The environmental authorities are placing ever more stringent demands on the pulp industry to decrease the use of chemicals which can be damaging to the environment, such as, for example, chlorine. Thus, permitted discharges of organic chlorine compounds in the waste water from bleaching plants, following on from the cooking process, have been decreased progressively and are now at such a low level that pulp factories have in many cases stopped using organic chlorine compounds as bleaching agents. In addition, market forces are tending progressively to increase the demand for paper products which are not bleached with chlorine.
The pulp industry is therefore searching for methods which allow bleaching of pulp without using these chemicals. The lignox method (see SE-A 8902058), in which, inter alia, bleaching is carried out with hydrogen peroxide, may be mentioned as an example of such a method. Ozone is another interesting bleaching chemical which is also gaining increased application.
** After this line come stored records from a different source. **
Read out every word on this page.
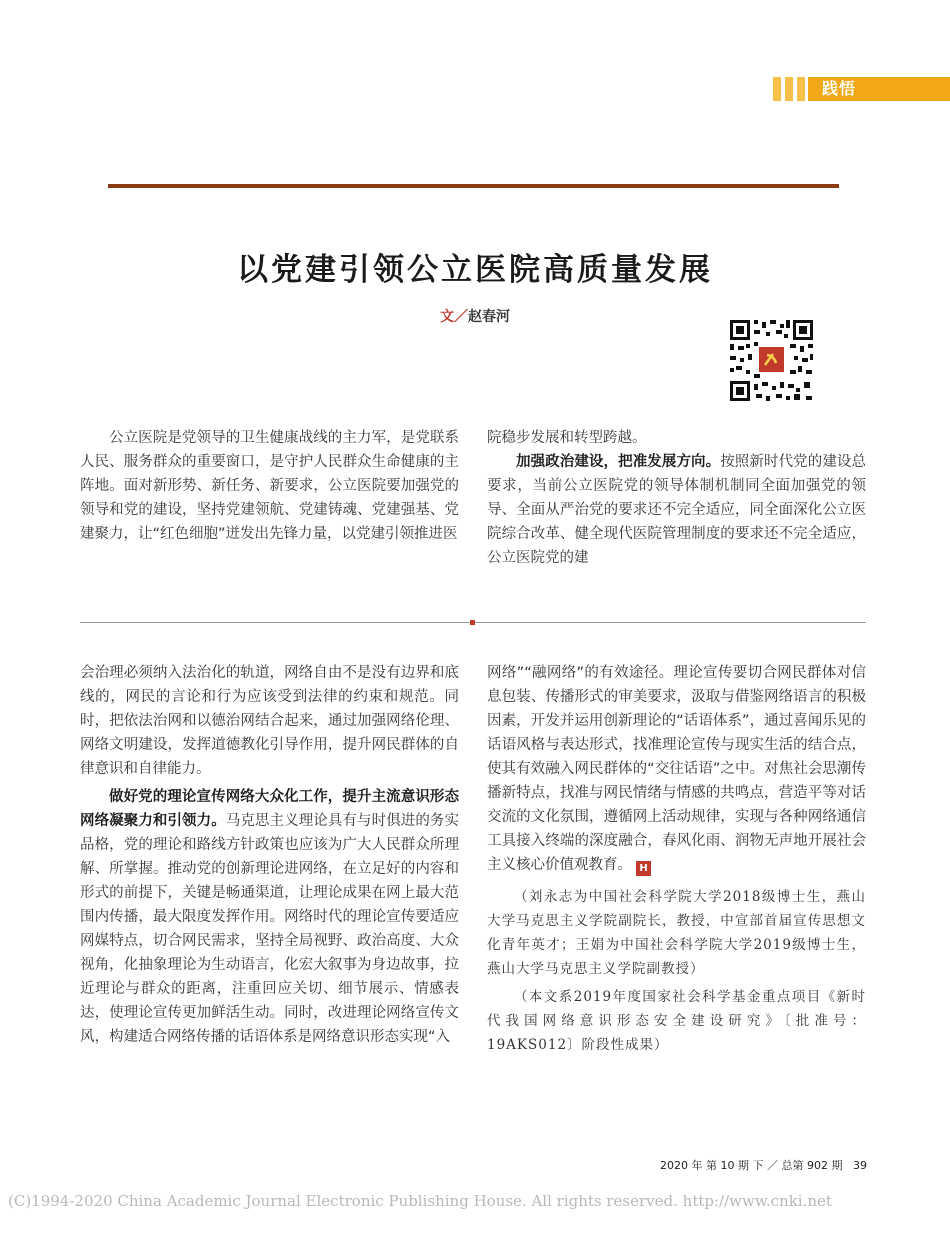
践悟
以党建引领公立医院高质量发展
文／赵春河

公立医院是党领导的卫生健康战线的主力军，是党联系人民、服务群众的重要窗口，是守护人民群众生命健康的主阵地。面对新形势、新任务、新要求，公立医院要加强党的领导和党的建设，坚持党建领航、党建铸魂、党建强基、党建聚力，让“红色细胞”迸发出先锋力量，以党建引领推进医

院稳步发展和转型跨越。

加强政治建设，把准发展方向。按照新时代党的建设总要求，当前公立医院党的领导体制机制同全面加强党的领导、全面从严治党的要求还不完全适应，同全面深化公立医院综合改革、健全现代医院管理制度的要求还不完全适应，公立医院党的建

会治理必须纳入法治化的轨道，网络自由不是没有边界和底线的，网民的言论和行为应该受到法律的约束和规范。同时，把依法治网和以德治网结合起来，通过加强网络伦理、网络文明建设，发挥道德教化引导作用，提升网民群体的自律意识和自律能力。

做好党的理论宣传网络大众化工作，提升主流意识形态网络凝聚力和引领力。马克思主义理论具有与时俱进的务实品格，党的理论和路线方针政策也应该为广大人民群众所理解、所掌握。推动党的创新理论进网络，在立足好的内容和形式的前提下，关键是畅通渠道，让理论成果在网上最大范围内传播，最大限度发挥作用。网络时代的理论宣传要适应网媒特点，切合网民需求，坚持全局视野、政治高度、大众视角，化抽象理论为生动语言，化宏大叙事为身边故事，拉近理论与群众的距离，注重回应关切、细节展示、情感表达，使理论宣传更加鲜活生动。同时，改进理论网络宣传文风，构建适合网络传播的话语体系是网络意识形态实现“入

网络”“融网络”的有效途径。理论宣传要切合网民群体对信息包装、传播形式的审美要求，汲取与借鉴网络语言的积极因素，开发并运用创新理论的“话语体系”，通过喜闻乐见的话语风格与表达形式，找准理论宣传与现实生活的结合点，使其有效融入网民群体的“交往话语”之中。对焦社会思潮传播新特点，找准与网民情绪与情感的共鸣点，营造平等对话交流的文化氛围，遵循网上活动规律，实现与各种网络通信工具接入终端的深度融合，春风化雨、润物无声地开展社会主义核心价值观教育。 H

（刘永志为中国社会科学院大学2018级博士生，燕山大学马克思主义学院副院长，教授，中宣部首届宣传思想文化青年英才；王娟为中国社会科学院大学2019级博士生，燕山大学马克思主义学院副教授）

（本文系2019年度国家社会科学基金重点项目《新时代我国网络意识形态安全建设研究》〔批准号：19AKS012〕阶段性成果）

2020 年 第 10 期 下 ／ 总第 902 期 39
(C)1994-2020 China Academic Journal Electronic Publishing House. All rights reserved. http://www.cnki.net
It is thus possible, using bleaching chemicals of this nature, to achieve those brightnesses which are required for marketable pulp, i.e. 89 ISO and greater, without using chlorine-containing bleaching agents.
There is, however, a problem in using presently-known bleaching procedures with these bleaching chemicals which do not contain chlorine, namely that they have a significant effect in diminishing the quality of the pulp fibres.
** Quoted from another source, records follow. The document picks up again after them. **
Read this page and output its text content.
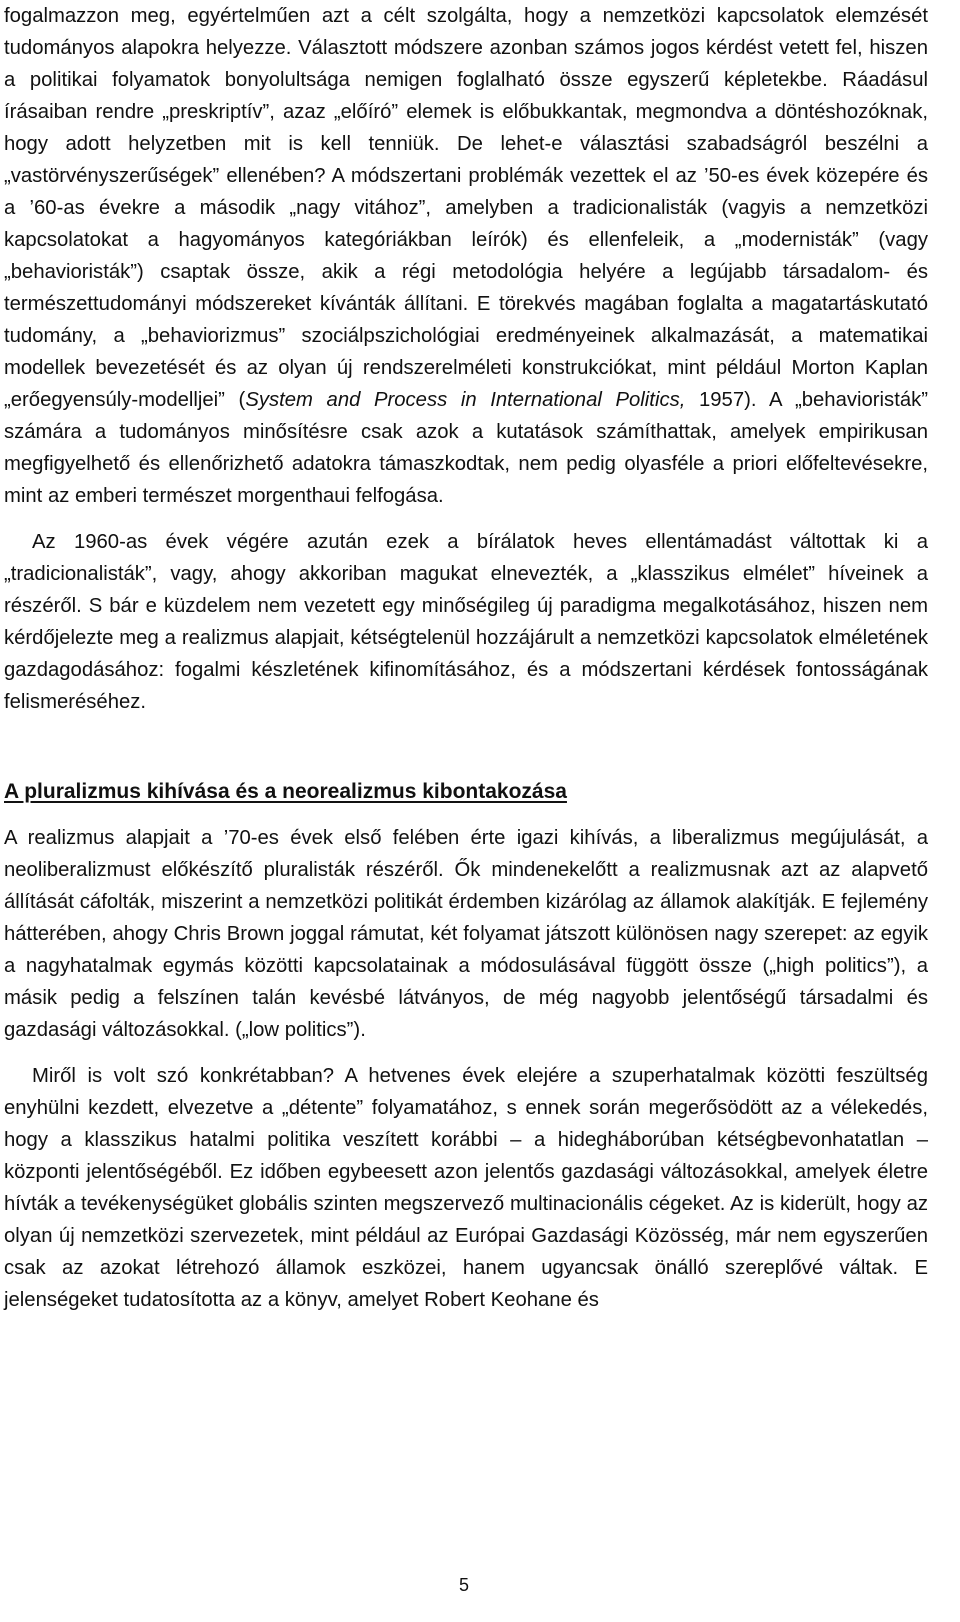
fogalmazzon meg, egyértelműen azt a célt szolgálta, hogy a nemzetközi kapcsolatok elemzését tudományos alapokra helyezze. Választott módszere azonban számos jogos kérdést vetett fel, hiszen a politikai folyamatok bonyolultsága nemigen foglalható össze egyszerű képletekbe. Ráadásul írásaiban rendre „preskriptív”, azaz „előíró” elemek is előbukkantak, megmondva a döntéshozóknak, hogy adott helyzetben mit is kell tenniük. De lehet-e választási szabadságról beszélni a „vastörvényszerűségek” ellenében? A módszertani problémák vezettek el az ’50-es évek közepére és a ’60-as évekre a második „nagy vitához”, amelyben a tradicionalisták (vagyis a nemzetközi kapcsolatokat a hagyományos kategóriákban leírók) és ellenfeleik, a „modernisták” (vagy „behavioristák”) csaptak össze, akik a régi metodológia helyére a legújabb társadalom- és természettudományi módszereket kívánták állítani. E törekvés magában foglalta a magatartáskutató tudomány, a „behaviorizmus” szociálpszichológiai eredményeinek alkalmazását, a matematikai modellek bevezetését és az olyan új rendszerelméleti konstrukciókat, mint például Morton Kaplan „erőegyensúly-modelljei” (System and Process in International Politics, 1957). A „behavioristák” számára a tudományos minősítésre csak azok a kutatások számíthattak, amelyek empirikusan megfigyelhető és ellenőrizhető adatokra támaszkodtak, nem pedig olyasféle a priori előfeltevésekre, mint az emberi természet morgenthaui felfogása.

Az 1960-as évek végére azután ezek a bírálatok heves ellentámadást váltottak ki a „tradicionalisták”, vagy, ahogy akkoriban magukat elnevezték, a „klasszikus elmélet” híveinek a részéről. S bár e küzdelem nem vezetett egy minőségileg új paradigma megalkotásához, hiszen nem kérdőjelezte meg a realizmus alapjait, kétségtelenül hozzájárult a nemzetközi kapcsolatok elméletének gazdagodásához: fogalmi készletének kifinomításához, és a módszertani kérdések fontosságának felismeréséhez.

A pluralizmus kihívása és a neorealizmus kibontakozása

A realizmus alapjait a ’70-es évek első felében érte igazi kihívás, a liberalizmus megújulását, a neoliberalizmust előkészítő pluralisták részéről. Ők mindenekelőtt a realizmusnak azt az alapvető állítását cáfolták, miszerint a nemzetközi politikát érdemben kizárólag az államok alakítják. E fejlemény hátterében, ahogy Chris Brown joggal rámutat, két folyamat játszott különösen nagy szerepet: az egyik a nagyhatalmak egymás közötti kapcsolatainak a módosulásával függött össze („high politics”), a másik pedig a felszínen talán kevésbé látványos, de még nagyobb jelentőségű társadalmi és gazdasági változásokkal. („low politics”).

Miről is volt szó konkrétabban? A hetvenes évek elejére a szuperhatalmak közötti feszültség enyhülni kezdett, elvezetve a „détente” folyamatához, s ennek során megerősödött az a vélekedés, hogy a klasszikus hatalmi politika veszített korábbi – a hidegháborúban kétségbevonhatatlan – központi jelentőségéből. Ez időben egybeesett azon jelentős gazdasági változásokkal, amelyek életre hívták a tevékenységüket globális szinten megszervező multinacionális cégeket. Az is kiderült, hogy az olyan új nemzetközi szervezetek, mint például az Európai Gazdasági Közösség, már nem egyszerűen csak az azokat létrehozó államok eszközei, hanem ugyancsak önálló szereplővé váltak. E jelenségeket tudatosította az a könyv, amelyet Robert Keohane és

5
By means of experiments which have been conducted under the auspices of Kamyr AB, it has been found, surprisingly, that extremely good results, with regard to delignification and strength properties, can be obtained if the pulp is cooked at the same temperature level in principally the whole of the digester, i.e. if essentially the same temperature is maintained in all cooking zones, and if a certain quantity of alkali is also supplied to the lowest zone in the digester, which zone is normally used for counter-current washing. Owing to the fact that essentially the same temperature level is maintained in virtually the whole of the digester, very extensive delignification can be achieved at a relatively low temperature. Besides this, it has been found that the strength properties are affected in a particularly favorable manner, that a higher yield of the crude fibre product is obtained and that the quantity of reject material decreases. These advantages are most clearly apparent from the diagrams shown in the FIGS. 1 and 2, which show comparative values between pulp (softwood) which has been cooked using a conventional, modified cooking technique and pulp which has been cooked using the process according to the invention, (in a similar digester, i.e. with a concurrent upper cooking zone, a central counter-current cooking zone and a bottom counter-current washing zone) in which a constant temperature level of about +155 .degree. C. has been maintained in the whole digester.
The invention especially relates to (but not exclusively) an advantageous arrangement of a set of apparatus for achieving a cooking according to the new process such as is disclosed in co-pending U.S. application Ser. No. 08/051,396, filed Apr. 23, 1993, the disclosure of which is incorporated herein by reference. In particular with regard to digesters built according to an older principle, the present invention is also applicable where the process consists of an upper concurrent cooking zone and a lower counter-current washing zone. Such an arrangement is necessary since certain practical problems arise as a consequence of an isothermal cooking process. The first such problem is the difficulty of efficiently reaching and maintaining the temperature in the lower part of the digester, i.e. that part which is normally employed for washing.
The main object is to create a more efficient screening means in order to improve the circulation and as a consequence also the temperature distribution in the digester. In this context it has been found to be advantageous to use digester screening arrangements including circular screens, especially in connection with converting existing digesters, both of the modified type and the older type, for operation according to the new process, but also in connection with building of new digesters.